OJK juga menegaskan bahwa penagihan tidak boleh menyasar pihak lain di luar Penerima Dana. Penggunaan sarana komunikasi untuk menagih secara terus-menerus yang mengganggu kenyamanan juga dilarang.

Lokasi penagihan hanya diperbolehkan melalui jalur pribadi, alamat tempat penagihan, atau domisili resmi Penerima Dana. Waktu operasional penagihan dibatasi hanya pada pukul 08.00 sampai dengan pukul 20.00 wilayah waktu alamat Penerima Dana.

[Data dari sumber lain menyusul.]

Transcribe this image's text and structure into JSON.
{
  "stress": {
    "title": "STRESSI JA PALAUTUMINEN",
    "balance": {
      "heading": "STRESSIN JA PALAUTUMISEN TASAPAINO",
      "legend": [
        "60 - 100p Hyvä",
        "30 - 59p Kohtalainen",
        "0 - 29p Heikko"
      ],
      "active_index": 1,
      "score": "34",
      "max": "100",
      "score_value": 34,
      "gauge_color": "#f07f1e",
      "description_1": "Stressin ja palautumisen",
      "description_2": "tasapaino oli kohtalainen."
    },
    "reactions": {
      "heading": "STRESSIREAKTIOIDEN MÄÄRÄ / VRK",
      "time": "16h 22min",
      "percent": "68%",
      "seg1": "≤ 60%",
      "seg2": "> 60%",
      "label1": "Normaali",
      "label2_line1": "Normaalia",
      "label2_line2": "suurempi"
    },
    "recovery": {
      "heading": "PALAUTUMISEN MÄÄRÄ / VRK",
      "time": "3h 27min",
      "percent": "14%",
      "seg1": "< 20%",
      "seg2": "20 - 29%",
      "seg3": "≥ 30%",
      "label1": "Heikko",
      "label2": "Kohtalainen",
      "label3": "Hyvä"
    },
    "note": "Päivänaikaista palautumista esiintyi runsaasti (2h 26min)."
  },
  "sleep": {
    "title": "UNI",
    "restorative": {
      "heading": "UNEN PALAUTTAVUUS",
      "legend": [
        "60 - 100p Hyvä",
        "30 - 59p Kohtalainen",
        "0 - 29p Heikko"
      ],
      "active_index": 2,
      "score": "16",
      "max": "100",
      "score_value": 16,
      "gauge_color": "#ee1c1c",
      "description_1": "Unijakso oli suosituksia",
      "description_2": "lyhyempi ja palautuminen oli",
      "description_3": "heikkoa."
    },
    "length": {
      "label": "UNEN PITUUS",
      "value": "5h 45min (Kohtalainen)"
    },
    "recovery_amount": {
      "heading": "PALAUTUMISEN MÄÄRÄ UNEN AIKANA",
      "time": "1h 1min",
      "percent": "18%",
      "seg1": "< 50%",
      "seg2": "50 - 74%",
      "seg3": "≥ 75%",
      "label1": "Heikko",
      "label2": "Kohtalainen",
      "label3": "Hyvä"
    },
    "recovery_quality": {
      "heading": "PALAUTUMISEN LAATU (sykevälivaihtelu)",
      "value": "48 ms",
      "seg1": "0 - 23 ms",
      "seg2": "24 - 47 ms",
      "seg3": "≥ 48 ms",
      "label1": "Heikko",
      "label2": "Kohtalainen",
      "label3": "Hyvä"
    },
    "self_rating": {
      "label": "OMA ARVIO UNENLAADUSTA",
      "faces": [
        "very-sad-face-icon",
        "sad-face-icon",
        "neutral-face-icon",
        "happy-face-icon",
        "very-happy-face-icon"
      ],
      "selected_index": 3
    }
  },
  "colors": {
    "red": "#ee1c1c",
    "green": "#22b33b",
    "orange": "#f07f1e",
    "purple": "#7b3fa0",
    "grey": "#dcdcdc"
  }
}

Kegiatan penagihan di luar lokasi dan waktu yang telah ditentukan tersebut hanya dapat dilaksanakan jika ada persetujuan atau perjanjian terlebih dahulu dengan Penerima Dana.

Dokumen yang Wajib Dibawa Saat Penagihan

Saat menjalankan tugasnya, debt collector diharuskan membawa dokumen lengkap yang menunjukkan transparansi data pendanaan. Dokumen pertama adalah informasi valid mengenai jumlah hari keterlambatan kewajiban pembayaran nasabah.

Dokumen berikutnya berisi posisi akhir total pendanaan yang belum dilunasi atau nilai pokok terutang. Petugas juga wajib menyertakan rincian bunga yang harus dibayar serta denda yang terutang secara jelas.

Mekanisme Pengaduan Pelanggaran Penagihan

Masyarakat yang menemukan pelanggaran oleh penagih utang dari lembaga yang berizin OJK dapat melakukan pelaporan resmi. Pengaduan tersebut dapat dikirimkan melalui situs kontak157.ojk.go.id atau lewat sambungan telepon di nomor 157.

Laporan pelanggaran juga dapat dilayangkan melalui email resmi di [email protected] dengan menyertakan informasi kronologi secara lengkap. Layanan kontak OJK ini disediakan untuk memfasilitasi pertanyaan seputar pelaku jasa keuangan hingga penyampaian pengaduan konsumen.